Rationally, I responded, and not for the penultimate time, “I may still be blocked but I feel as if I’m making progress in becoming unstuck.”
Not surprisingly, the generosity of the beavers was not universally appreciated. Many relationships remain strained to this day. Assholes were exposed, and not always in a good way. You might think squirrels are cute, right? No fucking way. Just ask any enlightened beaver.
The conundrum that became compounded after humans proved able to stand was especially frustrating to the creatures who had spread out over the widest range of the land mass after coming out of the oceans, another of the four most advanced species on the planet capable of astral projection, the scorpions. They did not get it. Not when, and not why. Not with five hundred million years of experience behind them. They could smell trouble coming. For what, they argued, and for whom, a bunch of ignorant, interloping ingrates?
Alas, as we know now, rational arguments were to no avail. Many scorpions can’t resist saying I told you so to this very day, and refuse on principle to astral travel on the same path or even spectrum with a grinning beaver for very long. Who can really blame them?

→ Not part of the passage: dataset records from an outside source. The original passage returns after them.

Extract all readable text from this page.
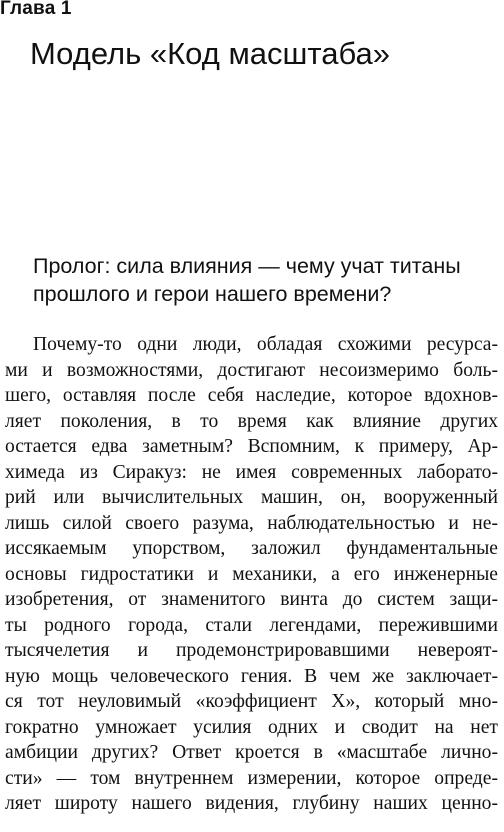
Глава 1
Модель «Код масштаба»
Пролог: сила влияния — чему учат титаны
прошлого и герои нашего времени?
Почему-то одни люди, обладая схожими ресурса-
ми и возможностями, достигают несоизмеримо боль-
шего, оставляя после себя наследие, которое вдохнов-
ляет поколения, в то время как влияние других
остается едва заметным? Вспомним, к примеру, Ар-
химеда из Сиракуз: не имея современных лаборато-
рий или вычислительных машин, он, вооруженный
лишь силой своего разума, наблюдательностью и не-
иссякаемым упорством, заложил фундаментальные
основы гидростатики и механики, а его инженерные
изобретения, от знаменитого винта до систем защи-
ты родного города, стали легендами, пережившими
тысячелетия и продемонстрировавшими невероят-
ную мощь человеческого гения. В чем же заключает-
ся тот неуловимый «коэффициент X», который мно-
гократно умножает усилия одних и сводит на нет
амбиции других? Ответ кроется в «масштабе лично-
сти» — том внутреннем измерении, которое опреде-
ляет широту нашего видения, глубину наших ценно-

Now, I am not going to stand bipedally erect and pretend that there has not been a great deal of what the tawny owl has taught me that I have failed to learn. I won’t insult any intelligence including my own in that way. I did vow, however, to do just that in one secret ceremony while standing naked in the forest late after midnight. I believed simplistically at the time that my performance was all just for show. That was not long after the war was just getting up to speed and the tawny owl was still watching over me. His lovely wife Thee Mrs. was none too happy about it, either. She refused to sing like Sharon Jones, or Etta James, or Big Mama Thornton for days, not even on the night that the perfumed white cat next door got rolled, but good. It was a cold night, no moon to speak of. But I think that was just her spite doing most of the talking. I stood under a redwood tree that appeared to be spinning, but was not. Once home, and no less naked, I reaffirmed my commitment, while the spinning continued. It’s not that I prefer being naked exclusively, but among other alternatives it often seems appropriate at the time.
The tawny owl tells me that astral traveling builds character but how am I supposed to know? To an owl, a scorpion, or a beaver, humans are a mere speck of dust blown off course. I don’t know about you but I can certainly live with that. As the fourth species capable of astral traveling from earth, however, whales observe phenomena from a deeper depth than the others, and if the humpback whale who appears to be light taupe, unless he is more accurately dark ecru on the eternal color wheel, is ever gracious enough to appear on the surface long enough to accept my sincere apology for what I don’t know, then I would like to find out more.
But the point is improvement, right. Even if it’s naked and in the dark. Get where you’re going before the going gets back at you. Even if you are stuck orbiting in mud. Even if it’s herky-jerky, like spunky Sisyphus. That’s where we started out naked and where I expect to end up. I would like to believe that all of my superiors in the righteous war that uplifts beautiful birds will continue to cut me a lot more slack in the future, which I will need. One thing we humans all know for pretty sure is there is no getting high up there without falling hard down here.